Dr. Joshua Taillon is a staff scientist within the NIST Office of Data and Informatics, working in the Data Science group as a Materials Research Engineer. Drawing on his extensive background in materials characterization, his professional interests lie at the intersection of materials characterization and data science, utilizing machine learning, artificial intelligence, and state-of-the art signal/data processing techniques to facilitate greater understanding of material systems.

Prior to this appointment, Josh was an NRC Postdoctoral Associate in NIST's Microscopy and Microanalysis Research Group.
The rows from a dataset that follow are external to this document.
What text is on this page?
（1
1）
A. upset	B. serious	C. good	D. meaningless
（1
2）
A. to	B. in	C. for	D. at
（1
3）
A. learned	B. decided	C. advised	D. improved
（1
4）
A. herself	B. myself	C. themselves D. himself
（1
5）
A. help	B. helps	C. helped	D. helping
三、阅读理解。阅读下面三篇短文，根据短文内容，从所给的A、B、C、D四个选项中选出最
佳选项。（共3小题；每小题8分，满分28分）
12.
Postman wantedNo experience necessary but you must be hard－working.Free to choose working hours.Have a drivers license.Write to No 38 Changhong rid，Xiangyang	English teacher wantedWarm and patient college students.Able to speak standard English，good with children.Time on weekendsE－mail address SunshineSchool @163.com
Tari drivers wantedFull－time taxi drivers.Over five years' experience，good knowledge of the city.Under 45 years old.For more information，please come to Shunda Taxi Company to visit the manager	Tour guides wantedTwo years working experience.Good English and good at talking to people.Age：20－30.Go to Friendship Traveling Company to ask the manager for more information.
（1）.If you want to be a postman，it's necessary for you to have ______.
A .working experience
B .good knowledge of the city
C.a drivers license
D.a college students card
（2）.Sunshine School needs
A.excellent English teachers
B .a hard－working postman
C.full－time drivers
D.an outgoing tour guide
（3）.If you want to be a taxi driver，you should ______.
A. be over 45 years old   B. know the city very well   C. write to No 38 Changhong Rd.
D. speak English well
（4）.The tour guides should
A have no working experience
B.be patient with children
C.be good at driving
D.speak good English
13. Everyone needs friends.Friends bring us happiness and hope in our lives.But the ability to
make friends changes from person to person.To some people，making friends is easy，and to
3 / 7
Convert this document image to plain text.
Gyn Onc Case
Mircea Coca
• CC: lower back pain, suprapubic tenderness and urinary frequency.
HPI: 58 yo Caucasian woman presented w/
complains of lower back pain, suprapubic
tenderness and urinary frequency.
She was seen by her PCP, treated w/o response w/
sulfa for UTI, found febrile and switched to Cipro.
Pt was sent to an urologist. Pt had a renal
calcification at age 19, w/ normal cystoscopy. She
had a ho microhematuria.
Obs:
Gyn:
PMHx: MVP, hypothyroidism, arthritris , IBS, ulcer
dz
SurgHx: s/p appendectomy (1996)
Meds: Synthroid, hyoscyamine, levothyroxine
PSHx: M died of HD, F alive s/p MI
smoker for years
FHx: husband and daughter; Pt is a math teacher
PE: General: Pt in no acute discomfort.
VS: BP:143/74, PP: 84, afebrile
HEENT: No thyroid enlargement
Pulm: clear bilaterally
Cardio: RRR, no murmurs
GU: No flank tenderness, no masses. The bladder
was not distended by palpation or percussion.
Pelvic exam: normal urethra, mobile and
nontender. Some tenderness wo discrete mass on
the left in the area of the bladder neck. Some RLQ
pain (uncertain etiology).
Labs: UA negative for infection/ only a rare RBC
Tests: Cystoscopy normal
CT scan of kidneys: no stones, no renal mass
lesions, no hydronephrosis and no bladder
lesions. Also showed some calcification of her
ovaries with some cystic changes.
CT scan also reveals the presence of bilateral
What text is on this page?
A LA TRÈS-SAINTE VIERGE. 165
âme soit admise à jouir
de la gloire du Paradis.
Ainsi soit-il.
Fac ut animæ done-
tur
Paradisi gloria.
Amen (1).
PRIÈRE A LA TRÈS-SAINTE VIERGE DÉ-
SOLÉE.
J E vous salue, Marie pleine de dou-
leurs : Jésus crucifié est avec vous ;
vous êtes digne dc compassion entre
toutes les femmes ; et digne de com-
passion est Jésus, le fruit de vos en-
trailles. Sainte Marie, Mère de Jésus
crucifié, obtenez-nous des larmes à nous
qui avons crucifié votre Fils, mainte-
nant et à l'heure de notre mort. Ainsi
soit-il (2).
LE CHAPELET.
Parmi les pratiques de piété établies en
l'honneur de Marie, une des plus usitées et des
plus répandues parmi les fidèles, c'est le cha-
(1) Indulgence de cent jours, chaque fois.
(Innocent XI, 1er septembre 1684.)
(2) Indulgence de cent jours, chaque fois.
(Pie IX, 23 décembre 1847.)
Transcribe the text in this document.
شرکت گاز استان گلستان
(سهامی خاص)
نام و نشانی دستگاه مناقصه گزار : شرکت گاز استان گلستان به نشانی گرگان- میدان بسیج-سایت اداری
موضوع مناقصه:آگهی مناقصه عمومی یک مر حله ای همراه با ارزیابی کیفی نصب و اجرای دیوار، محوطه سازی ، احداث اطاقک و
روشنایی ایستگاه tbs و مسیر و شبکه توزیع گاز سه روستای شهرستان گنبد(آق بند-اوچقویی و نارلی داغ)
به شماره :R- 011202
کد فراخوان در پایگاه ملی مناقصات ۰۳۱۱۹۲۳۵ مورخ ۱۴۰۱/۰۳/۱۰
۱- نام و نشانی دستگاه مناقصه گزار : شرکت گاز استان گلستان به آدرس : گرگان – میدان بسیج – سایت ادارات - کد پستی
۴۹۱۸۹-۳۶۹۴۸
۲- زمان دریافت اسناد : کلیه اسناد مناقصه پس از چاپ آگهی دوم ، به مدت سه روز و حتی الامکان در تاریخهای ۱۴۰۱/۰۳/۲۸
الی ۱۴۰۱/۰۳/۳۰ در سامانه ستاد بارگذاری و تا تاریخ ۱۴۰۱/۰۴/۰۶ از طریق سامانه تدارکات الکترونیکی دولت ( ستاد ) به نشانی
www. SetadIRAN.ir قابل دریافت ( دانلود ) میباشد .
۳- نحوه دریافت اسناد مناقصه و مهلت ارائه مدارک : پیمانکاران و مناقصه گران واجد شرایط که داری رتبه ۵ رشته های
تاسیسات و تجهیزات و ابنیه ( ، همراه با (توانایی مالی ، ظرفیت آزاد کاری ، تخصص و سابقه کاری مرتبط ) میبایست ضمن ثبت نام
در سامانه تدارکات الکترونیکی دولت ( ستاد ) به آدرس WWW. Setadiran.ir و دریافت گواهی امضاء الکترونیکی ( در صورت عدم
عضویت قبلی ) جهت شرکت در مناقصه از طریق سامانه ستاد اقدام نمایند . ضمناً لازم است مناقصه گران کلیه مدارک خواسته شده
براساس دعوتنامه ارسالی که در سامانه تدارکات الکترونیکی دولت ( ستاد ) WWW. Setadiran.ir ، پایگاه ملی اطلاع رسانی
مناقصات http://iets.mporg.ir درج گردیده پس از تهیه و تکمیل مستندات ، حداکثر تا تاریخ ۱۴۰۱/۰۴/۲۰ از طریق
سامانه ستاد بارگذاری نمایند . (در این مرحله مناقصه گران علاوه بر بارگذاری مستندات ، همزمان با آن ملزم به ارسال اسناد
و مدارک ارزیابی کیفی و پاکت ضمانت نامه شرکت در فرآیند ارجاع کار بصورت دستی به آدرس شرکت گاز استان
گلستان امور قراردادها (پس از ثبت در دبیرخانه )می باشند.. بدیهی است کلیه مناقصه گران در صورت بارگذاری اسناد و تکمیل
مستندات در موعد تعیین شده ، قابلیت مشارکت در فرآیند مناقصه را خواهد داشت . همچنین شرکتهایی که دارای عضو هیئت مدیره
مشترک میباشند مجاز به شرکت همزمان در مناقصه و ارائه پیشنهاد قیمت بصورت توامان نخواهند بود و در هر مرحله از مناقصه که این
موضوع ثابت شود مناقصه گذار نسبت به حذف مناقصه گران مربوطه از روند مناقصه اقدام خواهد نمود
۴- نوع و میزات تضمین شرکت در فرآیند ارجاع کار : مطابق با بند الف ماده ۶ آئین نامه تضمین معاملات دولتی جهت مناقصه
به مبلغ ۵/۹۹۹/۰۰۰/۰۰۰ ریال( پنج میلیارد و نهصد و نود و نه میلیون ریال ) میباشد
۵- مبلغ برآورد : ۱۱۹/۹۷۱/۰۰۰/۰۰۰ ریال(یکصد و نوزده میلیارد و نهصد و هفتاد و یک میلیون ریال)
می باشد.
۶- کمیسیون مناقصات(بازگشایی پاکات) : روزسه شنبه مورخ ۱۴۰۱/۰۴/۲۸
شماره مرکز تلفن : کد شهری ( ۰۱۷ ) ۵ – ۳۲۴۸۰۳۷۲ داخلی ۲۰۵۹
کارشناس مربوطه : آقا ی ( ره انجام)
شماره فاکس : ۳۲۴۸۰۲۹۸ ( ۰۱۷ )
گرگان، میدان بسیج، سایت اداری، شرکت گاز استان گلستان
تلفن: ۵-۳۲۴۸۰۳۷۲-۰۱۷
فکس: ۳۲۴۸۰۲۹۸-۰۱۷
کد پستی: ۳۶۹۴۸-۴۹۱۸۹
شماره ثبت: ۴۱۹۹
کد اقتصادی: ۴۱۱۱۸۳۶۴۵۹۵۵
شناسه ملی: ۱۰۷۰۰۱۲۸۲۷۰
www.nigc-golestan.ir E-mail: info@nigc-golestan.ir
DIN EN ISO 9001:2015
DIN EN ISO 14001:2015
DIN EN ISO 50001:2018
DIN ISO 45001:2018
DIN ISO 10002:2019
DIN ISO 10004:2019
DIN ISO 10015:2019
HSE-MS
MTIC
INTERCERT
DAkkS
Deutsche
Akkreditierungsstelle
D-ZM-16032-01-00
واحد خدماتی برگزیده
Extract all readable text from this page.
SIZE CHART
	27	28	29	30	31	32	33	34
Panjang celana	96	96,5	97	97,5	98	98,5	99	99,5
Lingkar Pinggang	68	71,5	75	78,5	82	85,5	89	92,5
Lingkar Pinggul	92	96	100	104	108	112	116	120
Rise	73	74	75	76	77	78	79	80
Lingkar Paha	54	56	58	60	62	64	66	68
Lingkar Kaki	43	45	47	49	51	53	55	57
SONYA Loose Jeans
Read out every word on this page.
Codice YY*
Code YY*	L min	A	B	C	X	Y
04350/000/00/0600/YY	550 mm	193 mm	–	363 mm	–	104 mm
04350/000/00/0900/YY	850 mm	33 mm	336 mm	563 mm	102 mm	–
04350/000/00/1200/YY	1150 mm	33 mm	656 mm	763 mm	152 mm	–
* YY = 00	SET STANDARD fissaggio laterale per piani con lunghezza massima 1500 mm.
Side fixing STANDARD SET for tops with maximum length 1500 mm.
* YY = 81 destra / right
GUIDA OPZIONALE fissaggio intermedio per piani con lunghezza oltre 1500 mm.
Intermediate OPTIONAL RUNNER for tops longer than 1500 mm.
During this time, his research included the development and application of novel data acquisition and processing schemes in both electron and ion-beam microscopy. He received a B.S. from Cornell University, and as an NSF Graduate Research Fellow, received his Ph.D. in Materials Science and Engineering from the University of Maryland where he specialized in analytical transmission electron microscopy and focused ion beam nanotomography.